Freeze on licenses eyed
Under the leadership of Cristino Naguiat, who replaced Genuino as PAGCOR Chair, Santiago says PAGCOR is also mulling a suspension on the granting of licenses, following the proliferation of so-called "mobile casinos".
"The president has intimated he's asked Chairman Cristino Naguiat to look into licenses that have been granted and to make sure that licenses or operations or new casinos don't proliferate the way it did in past administrations," he says. "Chairman Naguiat and the board have agreed that there should be a freeze now or suspension on the granting of licenses to make sure we're able to inventory all of the licenses that have been granted so far, and to make sure all of these licensees are not in violation of the license granted by PAGCOR."

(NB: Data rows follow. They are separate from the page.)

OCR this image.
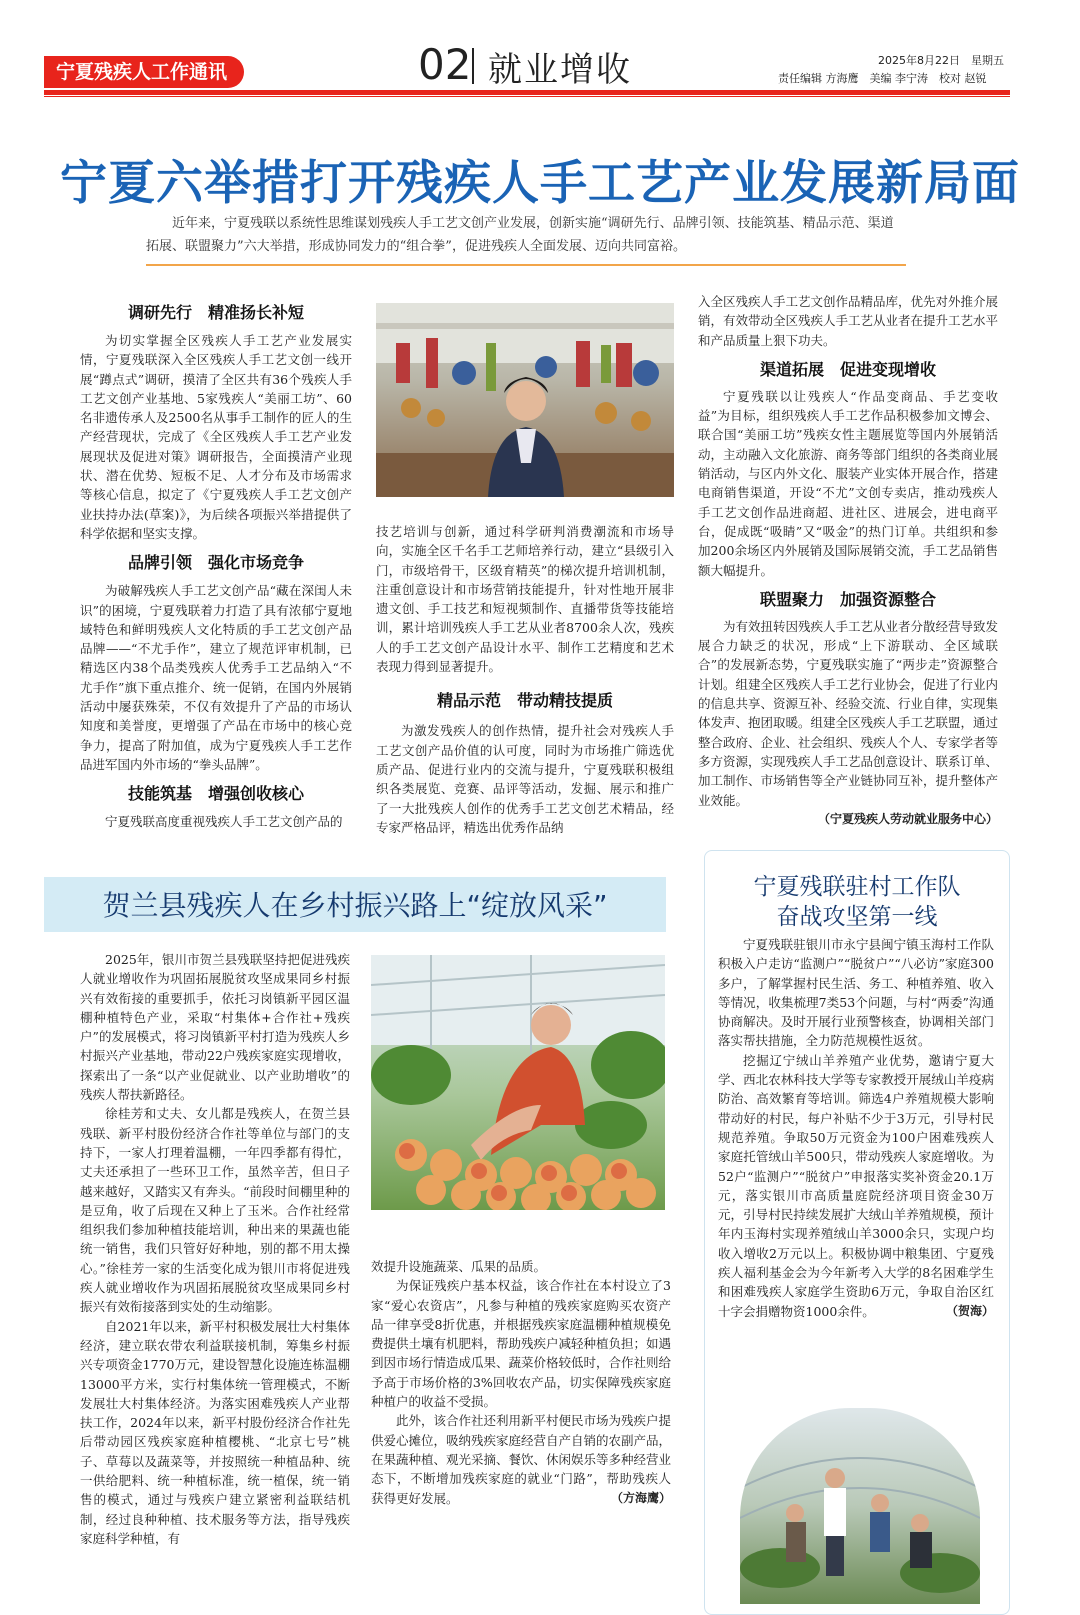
宁夏残疾人工作通讯	02 就业增收	2025年8月22日　星期五
责任编辑 方海鹰　美编 李宁涛　校对 赵锐
宁夏六举措打开残疾人手工艺产业发展新局面
近年来，宁夏残联以系统性思维谋划残疾人手工艺文创产业发展，创新实施“调研先行、品牌引领、技能筑基、精品示范、渠道拓展、联盟聚力”六大举措，形成协同发力的“组合拳”，促进残疾人全面发展、迈向共同富裕。
调研先行　精准扬长补短

为切实掌握全区残疾人手工艺产业发展实情，宁夏残联深入全区残疾人手工艺文创一线开展“蹲点式”调研，摸清了全区共有36个残疾人手工艺文创产业基地、5家残疾人“美丽工坊”、60名非遗传承人及2500名从事手工制作的匠人的生产经营现状，完成了《全区残疾人手工艺产业发展现状及促进对策》调研报告，全面摸清产业现状、潜在优势、短板不足、人才分布及市场需求等核心信息，拟定了《宁夏残疾人手工艺文创产业扶持办法(草案)》，为后续各项振兴举措提供了科学依据和坚实支撑。

品牌引领　强化市场竞争

为破解残疾人手工艺文创产品“藏在深闺人未识”的困境，宁夏残联着力打造了具有浓郁宁夏地域特色和鲜明残疾人文化特质的手工艺文创产品品牌——“不尤手作”，建立了规范评审机制，已精选区内38个品类残疾人优秀手工艺品纳入“不尤手作”旗下重点推介、统一促销，在国内外展销活动中屡获殊荣，不仅有效提升了产品的市场认知度和美誉度，更增强了产品在市场中的核心竞争力，提高了附加值，成为宁夏残疾人手工艺作品进军国内外市场的“拳头品牌”。

技能筑基　增强创收核心

宁夏残联高度重视残疾人手工艺文创产品的

技艺培训与创新，通过科学研判消费潮流和市场导向，实施全区千名手工艺师培养行动，建立“县级引入门，市级培骨干，区级育精英”的梯次提升培训机制，注重创意设计和市场营销技能提升，针对性地开展非遗文创、手工技艺和短视频制作、直播带货等技能培训，累计培训残疾人手工艺从业者8700余人次，残疾人的手工艺文创产品设计水平、制作工艺精度和艺术表现力得到显著提升。

精品示范　带动精技提质

为激发残疾人的创作热情，提升社会对残疾人手工艺文创产品价值的认可度，同时为市场推广筛选优质产品、促进行业内的交流与提升，宁夏残联积极组织各类展览、竞赛、品评等活动，发掘、展示和推广了一大批残疾人创作的优秀手工艺文创艺术精品，经专家严格品评，精选出优秀作品纳

入全区残疾人手工艺文创作品精品库，优先对外推介展销，有效带动全区残疾人手工艺从业者在提升工艺水平和产品质量上狠下功夫。

渠道拓展　促进变现增收

宁夏残联以让残疾人“作品变商品、手艺变收益”为目标，组织残疾人手工艺作品积极参加文博会、联合国“美丽工坊”残疾女性主题展览等国内外展销活动，主动融入文化旅游、商务等部门组织的各类商业展销活动，与区内外文化、服装产业实体开展合作，搭建电商销售渠道，开设“不尤”文创专卖店，推动残疾人手工艺文创作品进商超、进社区、进展会，进电商平台，促成既“吸睛”又“吸金”的热门订单。共组织和参加200余场区内外展销及国际展销交流，手工艺品销售额大幅提升。

联盟聚力　加强资源整合

为有效扭转因残疾人手工艺从业者分散经营导致发展合力缺乏的状况，形成“上下游联动、全区域联合”的发展新态势，宁夏残联实施了“两步走”资源整合计划。组建全区残疾人手工艺行业协会，促进了行业内的信息共享、资源互补、经验交流、行业自律，实现集体发声、抱团取暖。组建全区残疾人手工艺联盟，通过整合政府、企业、社会组织、残疾人个人、专家学者等多方资源，实现残疾人手工艺品创意设计、联系订单、加工制作、市场销售等全产业链协同互补，提升整体产业效能。

（宁夏残疾人劳动就业服务中心）
贺兰县残疾人在乡村振兴路上“绽放风采”

2025年，银川市贺兰县残联坚持把促进残疾人就业增收作为巩固拓展脱贫攻坚成果同乡村振兴有效衔接的重要抓手，依托习岗镇新平园区温棚种植特色产业，采取“村集体+合作社+残疾户”的发展模式，将习岗镇新平村打造为残疾人乡村振兴产业基地，带动22户残疾家庭实现增收，探索出了一条“以产业促就业、以产业助增收”的残疾人帮扶新路径。

徐桂芳和丈夫、女儿都是残疾人，在贺兰县残联、新平村股份经济合作社等单位与部门的支持下，一家人打理着温棚，一年四季都有得忙，丈夫还承担了一些环卫工作，虽然辛苦，但日子越来越好，又踏实又有奔头。“前段时间棚里种的是豆角，收了后现在又种上了玉米。合作社经常组织我们参加种植技能培训，种出来的果蔬也能统一销售，我们只管好好种地，别的都不用太操心。”徐桂芳一家的生活变化成为银川市将促进残疾人就业增收作为巩固拓展脱贫攻坚成果同乡村振兴有效衔接落到实处的生动缩影。

自2021年以来，新平村积极发展壮大村集体经济，建立联农带农利益联接机制，筹集乡村振兴专项资金1770万元，建设智慧化设施连栋温棚13000平方米，实行村集体统一管理模式，不断发展壮大村集体经济。为落实困难残疾人产业帮扶工作，2024年以来，新平村股份经济合作社先后带动园区残疾家庭种植樱桃、“北京七号”桃子、草莓以及蔬菜等，并按照统一种植品种、统一供给肥料、统一种植标准，统一植保，统一销售的模式，通过与残疾户建立紧密利益联结机制，经过良种种植、技术服务等方法，指导残疾家庭科学种植，有

效提升设施蔬菜、瓜果的品质。

为保证残疾户基本权益，该合作社在本村设立了3家“爱心农资店”，凡参与种植的残疾家庭购买农资产品一律享受8折优惠，并根据残疾家庭温棚种植规模免费提供土壤有机肥料，帮助残疾户减轻种植负担；如遇到因市场行情造成瓜果、蔬菜价格较低时，合作社则给予高于市场价格的3%回收农产品，切实保障残疾家庭种植户的收益不受损。

此外，该合作社还利用新平村便民市场为残疾户提供爱心摊位，吸纳残疾家庭经营自产自销的农副产品，在果蔬种植、观光采摘、餐饮、休闲娱乐等多种经营业态下，不断增加残疾家庭的就业“门路”，帮助残疾人获得更好发展。	（方海鹰）
宁夏残联驻村工作队
奋战攻坚第一线

宁夏残联驻银川市永宁县闽宁镇玉海村工作队积极入户走访“监测户”“脱贫户”“八必访”家庭300多户，了解掌握村民生活、务工、种植养殖、收入等情况，收集梳理7类53个问题，与村“两委”沟通协商解决。及时开展行业预警核查，协调相关部门落实帮扶措施，全力防范规模性返贫。

挖掘辽宁绒山羊养殖产业优势，邀请宁夏大学、西北农林科技大学等专家教授开展绒山羊疫病防治、高效繁育等培训。筛选4户养殖规模大影响带动好的村民，每户补贴不少于3万元，引导村民规范养殖。争取50万元资金为100户困难残疾人家庭托管绒山羊500只，带动残疾人家庭增收。为52户“监测户”“脱贫户”申报落实奖补资金20.1万元，落实银川市高质量庭院经济项目资金30万元，引导村民持续发展扩大绒山羊养殖规模，预计年内玉海村实现养殖绒山羊3000余只，实现户均收入增收2万元以上。积极协调中粮集团、宁夏残疾人福利基金会为今年新考入大学的8名困难学生和困难残疾人家庭学生资助6万元，争取自治区红十字会捐赠物资1000余件。	（贺海）
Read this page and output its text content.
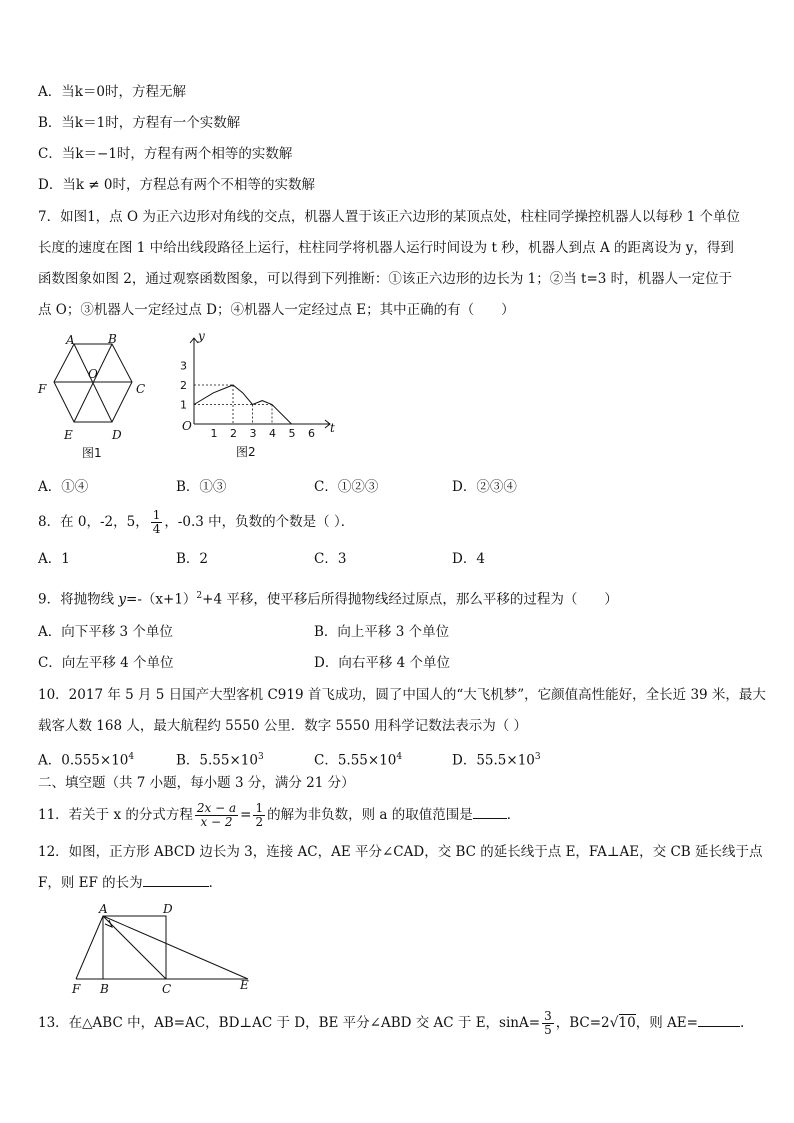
A．当k＝0时，方程无解
B．当k＝1时，方程有一个实数解
C．当k＝−1时，方程有两个相等的实数解
D．当k ≠ 0时，方程总有两个不相等的实数解
7．如图1，点 O 为正六边形对角线的交点，机器人置于该正六边形的某顶点处，柱柱同学操控机器人以每秒 1 个单位
长度的速度在图 1 中给出线段路径上运行，柱柱同学将机器人运行时间设为 t 秒，机器人到点 A 的距离设为 y，得到
函数图象如图 2，通过观察函数图象，可以得到下列推断：①该正六边形的边长为 1；②当 t=3 时，机器人一定位于
点 O；③机器人一定经过点 D；④机器人一定经过点 E；其中正确的有（　　）
A	B
C
D
E
F
O
图1
y
t
O
1 2 3 4 5 6
1
2
3
图2
A．①④	B．①③	C．①②③	D．②③④
8．在 0，-2，5， $\frac{1}{4}$ ，-0.3 中，负数的个数是（ ）．
A．1	B．2	C．3	D．4
9．将抛物线 $y=-(x+1)^2+4$ 平移，使平移后所得抛物线经过原点，那么平移的过程为（　　）
A．向下平移 3 个单位	B．向上平移 3 个单位
C．向左平移 4 个单位	D．向右平移 4 个单位
10．2017 年 5 月 5 日国产大型客机 C919 首飞成功，圆了中国人的“大飞机梦”，它颜值高性能好，全长近 39 米，最大
载客人数 168 人，最大航程约 5550 公里．数字 5550 用科学记数法表示为（ ）
A．$0.555\times 10^4$	B．$5.55\times 10^3$	C．$5.55\times 10^4$	D．$55.5\times 10^3$
二、填空题（共 7 小题，每小题 3 分，满分 21 分）
11．若关于 x 的分式方程 $\frac{2x - a}{x - 2} = \frac{1}{2}$ 的解为非负数，则 a 的取值范围是	．
12．如图，正方形 ABCD 边长为 3，连接 AC，AE 平分∠CAD，交 BC 的延长线于点 E，FA⊥AE，交 CB 延长线于点
F，则 EF 的长为	．
A	D
B	C	E
F
13．在△ABC 中，AB=AC，BD⊥AC 于 D，BE 平分∠ABD 交 AC 于 E，$\sin A= \frac{3}{5}$ ，BC=2√10，则 AE=	.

Amid criticism over PAGCOR's alleged corrupt practices, the Aquino administration is planning to privatize the company's operations.
Santiago says PAGCOR's new board is studying different modes for privatizing the organization.
"The downside is, if we privatize the corporation, that might put an end to the financing of its social projects. What can be done later on is to include in the privatization plan that anybody who will acquire the operations of the corporation will have to make a commitment to continue social work projects through their corporate social responsibility. The upside is, if the financial model is well prepared, the government will be able to raise enough funds to sustain its project within the next 3 to 4 years."
Finance Secretary Cesar Purisima has admitted that the prospect of privatizing PAGCOR, one of the government's major revenue contributors (involving an estimated P1.6 billion to the country's coffers in the first two months of the year), could be costly for the government.